Liebe Angehörige, ich weiß, Ihr Schmerz zerreißt Sie. Und doch möchte ich Ihnen heute, an diesem Tag hier in Magdeburg sagen: Sie sind mit Ihrem Schmerz nicht allein. Wir stehen an Ihrer Seite. Wir fühlen und wir trauern mit Ihnen.

Unsere Gedanken sind heute auch bei denen, die am 20. Dezember verletzt wurden, manche schwer. Ich wünsche ihnen von ganzem Herzen gute Genesung. Und wir denken heute auch an die, die vielleicht nicht körperlich versehrt sind, aber an der Seele. Die die Bilder dieses Abends nicht mehr loslassen.

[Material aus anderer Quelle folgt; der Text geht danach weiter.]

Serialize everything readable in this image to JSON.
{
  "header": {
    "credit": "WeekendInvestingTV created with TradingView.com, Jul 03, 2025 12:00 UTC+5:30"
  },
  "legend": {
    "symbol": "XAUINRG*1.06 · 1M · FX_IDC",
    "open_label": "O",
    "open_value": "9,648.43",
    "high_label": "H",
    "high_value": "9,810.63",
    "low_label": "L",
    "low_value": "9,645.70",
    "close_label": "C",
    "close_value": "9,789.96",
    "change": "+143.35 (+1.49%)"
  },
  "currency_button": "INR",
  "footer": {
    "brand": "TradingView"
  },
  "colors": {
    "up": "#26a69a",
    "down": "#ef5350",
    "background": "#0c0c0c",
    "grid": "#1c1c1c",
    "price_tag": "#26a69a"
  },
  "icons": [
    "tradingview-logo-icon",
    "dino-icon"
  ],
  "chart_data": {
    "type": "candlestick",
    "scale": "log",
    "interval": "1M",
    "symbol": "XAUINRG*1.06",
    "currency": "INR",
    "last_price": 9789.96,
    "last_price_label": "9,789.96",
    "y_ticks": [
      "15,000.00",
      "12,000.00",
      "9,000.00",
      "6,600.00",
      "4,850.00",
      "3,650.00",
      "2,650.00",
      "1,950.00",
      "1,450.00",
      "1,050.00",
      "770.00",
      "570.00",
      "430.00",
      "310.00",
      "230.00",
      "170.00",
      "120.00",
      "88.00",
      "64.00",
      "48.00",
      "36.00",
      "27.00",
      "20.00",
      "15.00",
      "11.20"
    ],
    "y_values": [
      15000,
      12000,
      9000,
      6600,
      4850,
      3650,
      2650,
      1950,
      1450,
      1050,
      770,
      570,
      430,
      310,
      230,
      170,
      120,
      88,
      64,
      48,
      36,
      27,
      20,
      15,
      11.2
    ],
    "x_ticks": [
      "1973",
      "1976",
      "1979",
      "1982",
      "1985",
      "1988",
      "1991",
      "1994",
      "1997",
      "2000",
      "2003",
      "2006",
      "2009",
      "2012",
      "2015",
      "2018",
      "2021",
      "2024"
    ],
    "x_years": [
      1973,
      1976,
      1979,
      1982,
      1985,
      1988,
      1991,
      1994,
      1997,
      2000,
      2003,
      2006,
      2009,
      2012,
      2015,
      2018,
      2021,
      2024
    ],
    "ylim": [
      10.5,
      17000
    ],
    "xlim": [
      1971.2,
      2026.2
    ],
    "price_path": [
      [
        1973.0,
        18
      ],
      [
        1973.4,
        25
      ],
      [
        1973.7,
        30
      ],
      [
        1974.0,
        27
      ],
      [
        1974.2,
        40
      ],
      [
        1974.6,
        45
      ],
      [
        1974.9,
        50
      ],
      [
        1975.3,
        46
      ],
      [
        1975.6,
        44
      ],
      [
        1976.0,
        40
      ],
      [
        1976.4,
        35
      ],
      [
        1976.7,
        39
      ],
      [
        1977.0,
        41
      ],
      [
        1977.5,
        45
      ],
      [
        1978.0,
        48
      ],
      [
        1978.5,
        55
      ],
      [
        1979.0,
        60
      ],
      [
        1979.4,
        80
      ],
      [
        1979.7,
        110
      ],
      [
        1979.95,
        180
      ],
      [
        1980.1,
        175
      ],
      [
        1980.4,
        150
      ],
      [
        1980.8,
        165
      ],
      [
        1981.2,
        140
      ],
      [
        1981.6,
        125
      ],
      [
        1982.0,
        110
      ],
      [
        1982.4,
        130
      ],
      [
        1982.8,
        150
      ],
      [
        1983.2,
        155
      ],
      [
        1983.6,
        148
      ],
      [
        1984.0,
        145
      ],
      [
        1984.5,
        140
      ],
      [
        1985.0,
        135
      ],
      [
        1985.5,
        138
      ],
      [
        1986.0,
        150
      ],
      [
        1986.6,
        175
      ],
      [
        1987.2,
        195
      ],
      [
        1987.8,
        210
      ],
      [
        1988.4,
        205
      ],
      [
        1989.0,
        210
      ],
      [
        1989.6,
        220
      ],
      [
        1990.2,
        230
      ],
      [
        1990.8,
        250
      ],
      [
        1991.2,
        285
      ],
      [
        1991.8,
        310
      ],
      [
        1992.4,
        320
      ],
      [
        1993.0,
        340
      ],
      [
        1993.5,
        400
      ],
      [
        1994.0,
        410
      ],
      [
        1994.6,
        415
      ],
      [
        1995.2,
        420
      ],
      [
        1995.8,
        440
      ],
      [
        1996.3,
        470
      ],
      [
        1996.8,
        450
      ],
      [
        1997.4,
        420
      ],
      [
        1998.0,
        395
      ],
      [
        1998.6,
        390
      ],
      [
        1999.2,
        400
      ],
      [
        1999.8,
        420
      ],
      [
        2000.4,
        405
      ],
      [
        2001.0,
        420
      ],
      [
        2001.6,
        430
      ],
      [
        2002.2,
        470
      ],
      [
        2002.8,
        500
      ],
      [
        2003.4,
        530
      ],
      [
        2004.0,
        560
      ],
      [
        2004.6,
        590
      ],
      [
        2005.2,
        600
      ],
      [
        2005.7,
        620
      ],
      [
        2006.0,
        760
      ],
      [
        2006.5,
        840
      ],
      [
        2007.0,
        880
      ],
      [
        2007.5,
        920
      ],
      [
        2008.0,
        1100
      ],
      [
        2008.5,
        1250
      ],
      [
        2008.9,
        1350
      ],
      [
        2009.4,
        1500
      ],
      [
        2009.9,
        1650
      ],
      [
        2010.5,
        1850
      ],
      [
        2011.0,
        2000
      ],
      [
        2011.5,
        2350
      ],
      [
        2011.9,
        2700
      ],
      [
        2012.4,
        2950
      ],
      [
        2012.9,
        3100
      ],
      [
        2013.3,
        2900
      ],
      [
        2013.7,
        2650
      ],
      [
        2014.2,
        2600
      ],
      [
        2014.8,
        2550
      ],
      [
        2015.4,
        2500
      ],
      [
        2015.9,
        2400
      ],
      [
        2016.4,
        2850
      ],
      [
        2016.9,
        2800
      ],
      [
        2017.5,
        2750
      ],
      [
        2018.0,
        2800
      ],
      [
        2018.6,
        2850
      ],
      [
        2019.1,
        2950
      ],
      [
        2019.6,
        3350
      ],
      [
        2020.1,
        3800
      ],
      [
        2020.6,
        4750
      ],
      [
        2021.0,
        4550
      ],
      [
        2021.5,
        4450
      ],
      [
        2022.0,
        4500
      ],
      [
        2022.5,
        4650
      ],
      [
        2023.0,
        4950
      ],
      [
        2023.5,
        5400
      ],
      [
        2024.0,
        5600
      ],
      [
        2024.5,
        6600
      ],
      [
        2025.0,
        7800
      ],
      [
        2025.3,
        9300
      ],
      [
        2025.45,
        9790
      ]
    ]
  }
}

Mögen auch sie hoffentlich bald mehr innere Ruhe finden.

Mein ganz besonderer Dank geht heute an alle, die vor Ort Hilfe geleistet und Trost gespendet haben: Polizisten und Feuerwehrleute, Seelsorgerinnen und Ehrenamtliche, Sanitäter und Ärztinnen, die Verletzte und Traumatisierte versorgt haben, sie in Krankenhäuser gebracht und dort behandelt haben. Was sie erlebt und geleistet haben im Chaos jenes Abends, das haben mir einige Rettungs- und Einsatzkräfte eben im Gespräch erzählt.

Danken möchte ich aber auch den Bürgerinnen und Bürgern, die anderen geholfen haben und immer noch helfen. Helfen, einfach weil es ihnen ein Bedürfnis ist, ohne groß Aufhebens darum zu machen. Ich weiß: In der Stunde der Not hält unser Land zusammen, und dafür bin ich sehr dankbar.

Noch immer sind viele Fragen offen. Friedliche, fröhliche Menschen auf einem Weihnachtsmarkt anzugreifen, zu verletzen, in den Tod zu reißen – wie konnte es zu dieser entsetzlichen Tat kommen? Sie als Bürgerinnen und Bürger können zu Recht erwarten, dass umfassend ermittelt und aufgeklärt wird und Fehler, wo sie vorgekommen sind, offen benannt werden. Und auch das gehört dazu: Wer eine solche Tat begeht, muss zur Verantwortung gezogen werden.

Ja, unser Herz ist schwer. Aber wir kommen heute auch zusammen, um zu zeigen: Wir lassen uns nicht von Angst, Wut, Verunsicherung lähmen und überwältigen. Wir sind überzeugt, dass Hass und Gewalt nicht das letzte Wort haben dürfen, und ich bin allen dankbar, die jetzt sagen: Wir wollen, dass Magdeburg eine weltoffene Stadt bleibt, dass die Stadt ein lebens- und liebenswerter Ort bleibt für alle, die hier ihre Heimat gefunden haben. Wir stehen zusammen, weil wir in einer friedlichen, toleranten und solidarischen Gesellschaft leben wollen – das ist die Botschaft, die heute von diesem Platz ausgeht. Wir lassen uns nicht auseinandertreiben! Zusammenstehen, wenn es darauf ankommt, das ist es doch, was unser Land ausmacht. Das ist es, was wir heute zeigen wollen.